The arrival of EgyInfo 1.0 was welcomed by the United Nations Children’s Fund (UNICEF), the Central Agency for Public Mobilization and Statistics (CAPMAS), and the Information and Decision Support Center (IDSC).
“Egypt has always been known for being ‘data rich and information poor,’ and today, with the launch of EgyInfo, three major organizations are cooperating to make Egypt ‘data rich and information rich.’ We hope that this is a step in the right direction towards development, said Maged Osman, chairman of the IDSC.
EgyInfo 1.0 is the Egyptian version of the United Nation’s DevInfo, a database used to monitor progress in the Millennium Development Goals, which include objectives such as halving extreme poverty, halting HIV/AIDS and providing universal primary education, all by the target date of 2015.
“The customized Egyptian version of DevInfo is a major tool for development and an instrument to influence the policymaking process and also help civil society organizations, said Erma Manoncourt, UNICEF’s representative in Egypt.
EgyInfo will provide highly accessible, reliable and timely data that will be used as a framework for development and will precisely track progress in these areas.
“The result will be good governance, accountably, transparency, so that decision makers and policymakers would act consciously, said Manoncourt.
The database, which has royalty-free distribution, will be available to the public at no cost. “We will ensure that through EgyInfo, adequate information is available for advocacy as it will be an essential aspect in attaining the rights and benefits of mother and child and guide the country as a whole in hard decisions that need to be made, she said.
Manoncourt noted in her opening speech that there are some areas in Egypt, such as sanitation, were progress is being made. Other areas, like the environment, are experiencing slow progress while others still are experiencing no progress at all, namely education and poverty.

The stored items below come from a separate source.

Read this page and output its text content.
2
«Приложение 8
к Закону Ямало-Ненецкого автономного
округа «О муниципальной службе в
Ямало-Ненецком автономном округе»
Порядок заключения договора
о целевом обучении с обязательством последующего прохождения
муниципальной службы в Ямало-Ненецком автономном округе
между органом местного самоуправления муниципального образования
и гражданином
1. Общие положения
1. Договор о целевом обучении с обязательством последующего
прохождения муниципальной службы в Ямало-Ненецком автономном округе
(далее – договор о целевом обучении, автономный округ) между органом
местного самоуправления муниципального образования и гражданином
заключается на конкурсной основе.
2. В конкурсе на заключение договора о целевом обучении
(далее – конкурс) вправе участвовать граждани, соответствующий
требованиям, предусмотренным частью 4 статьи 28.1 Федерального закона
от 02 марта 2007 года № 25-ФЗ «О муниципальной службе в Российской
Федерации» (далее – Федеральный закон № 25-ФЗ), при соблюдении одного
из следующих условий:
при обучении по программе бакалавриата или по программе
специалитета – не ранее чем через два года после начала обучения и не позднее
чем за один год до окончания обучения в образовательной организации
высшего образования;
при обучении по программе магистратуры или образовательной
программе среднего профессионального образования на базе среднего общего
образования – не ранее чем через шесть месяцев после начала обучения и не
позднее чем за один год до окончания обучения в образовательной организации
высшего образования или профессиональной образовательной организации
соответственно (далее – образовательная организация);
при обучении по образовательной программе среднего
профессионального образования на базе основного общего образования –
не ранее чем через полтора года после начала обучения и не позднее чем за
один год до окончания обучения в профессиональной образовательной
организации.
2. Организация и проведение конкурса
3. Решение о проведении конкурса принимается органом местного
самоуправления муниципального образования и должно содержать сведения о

The EgyInfo database generates tables, graphs and maps for reports and presentations. In addition, it maintains indicators by time periods and geographic areas to monitor commitments to sustained human development.

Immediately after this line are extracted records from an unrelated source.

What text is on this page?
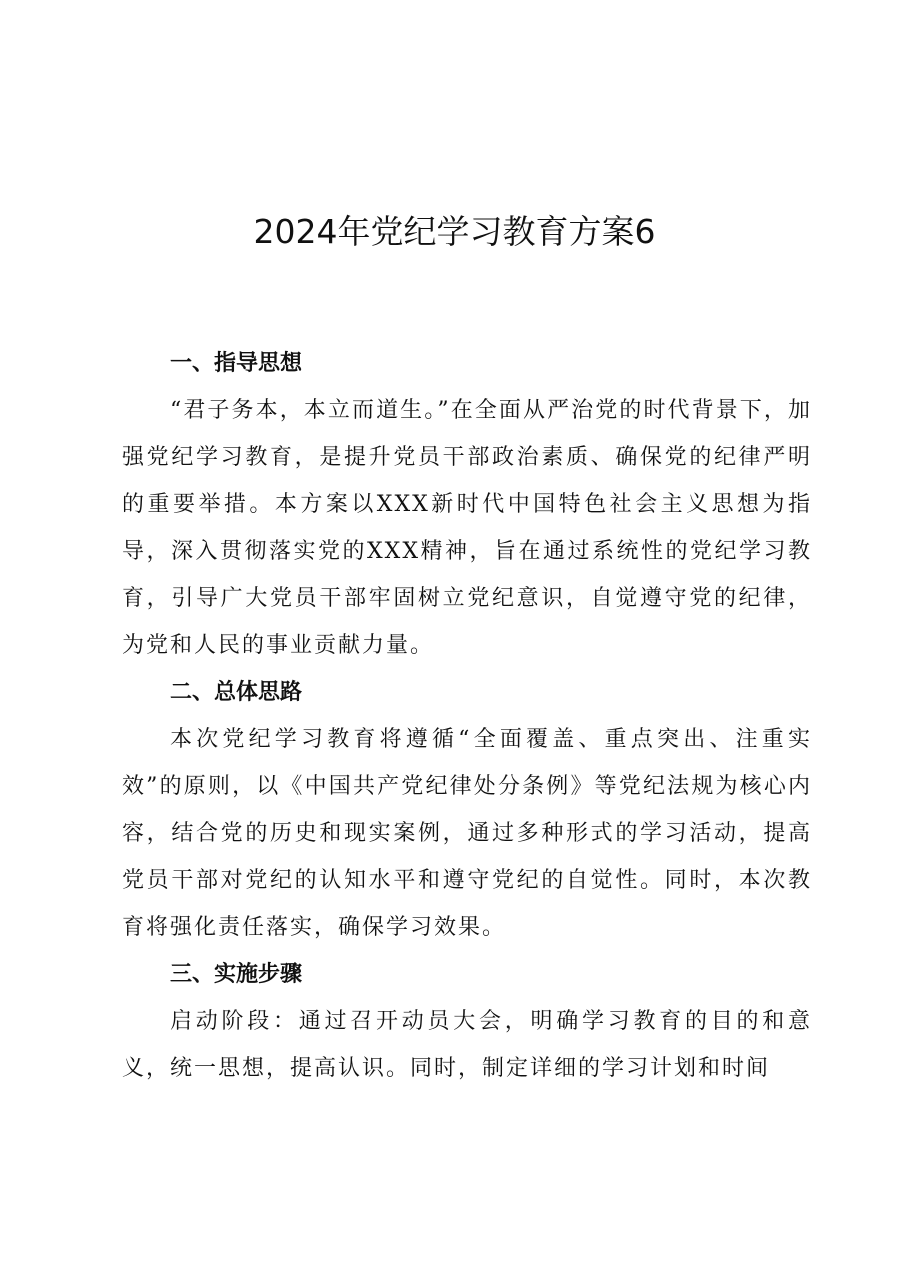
2024年党纪学习教育方案6
一、指导思想

“君子务本，本立而道生。”在全面从严治党的时代背景下，加强党纪学习教育，是提升党员干部政治素质、确保党的纪律严明的重要举措。本方案以XXX新时代中国特色社会主义思想为指导，深入贯彻落实党的XXX精神，旨在通过系统性的党纪学习教育，引导广大党员干部牢固树立党纪意识，自觉遵守党的纪律，为党和人民的事业贡献力量。

二、总体思路

本次党纪学习教育将遵循“全面覆盖、重点突出、注重实效”的原则，以《中国共产党纪律处分条例》等党纪法规为核心内容，结合党的历史和现实案例，通过多种形式的学习活动，提高党员干部对党纪的认知水平和遵守党纪的自觉性。同时，本次教育将强化责任落实，确保学习效果。

三、实施步骤

启动阶段：通过召开动员大会，明确学习教育的目的和意义，统一思想，提高认识。同时，制定详细的学习计划和时间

The database will also monitor trends over time and produce progress reports.
“At EgyInfo, we have 174 indicators which will help monitor what we [Egypt] have achieved regarding development and the Millennium Development Goals, said Abou Bakr El Gendy, president of CAPMAS.
The team who worked on EgyInfo faced a number of challenges while preparing the database. These included “obtaining timely data from original sources, lack of data collected by primary sources and the lack of a full-time staff dedicated to this project, said Safwat Salah, head of the demographic center at CAPMAS.
DevInfo was first introduced in Egypt in 2004 through UNICEF Egypt in order to assist the member state in monitoring human development. In 2006, the database was transferred to CAPMAS and IDSC, with UNICEF’s support.
“The first step towards development is data collection, as it helps decision makers determine the areas which need improvement, said El-Gendy.
“We hope that the program satisfies researchers and decision makers because we made this program for them, he added.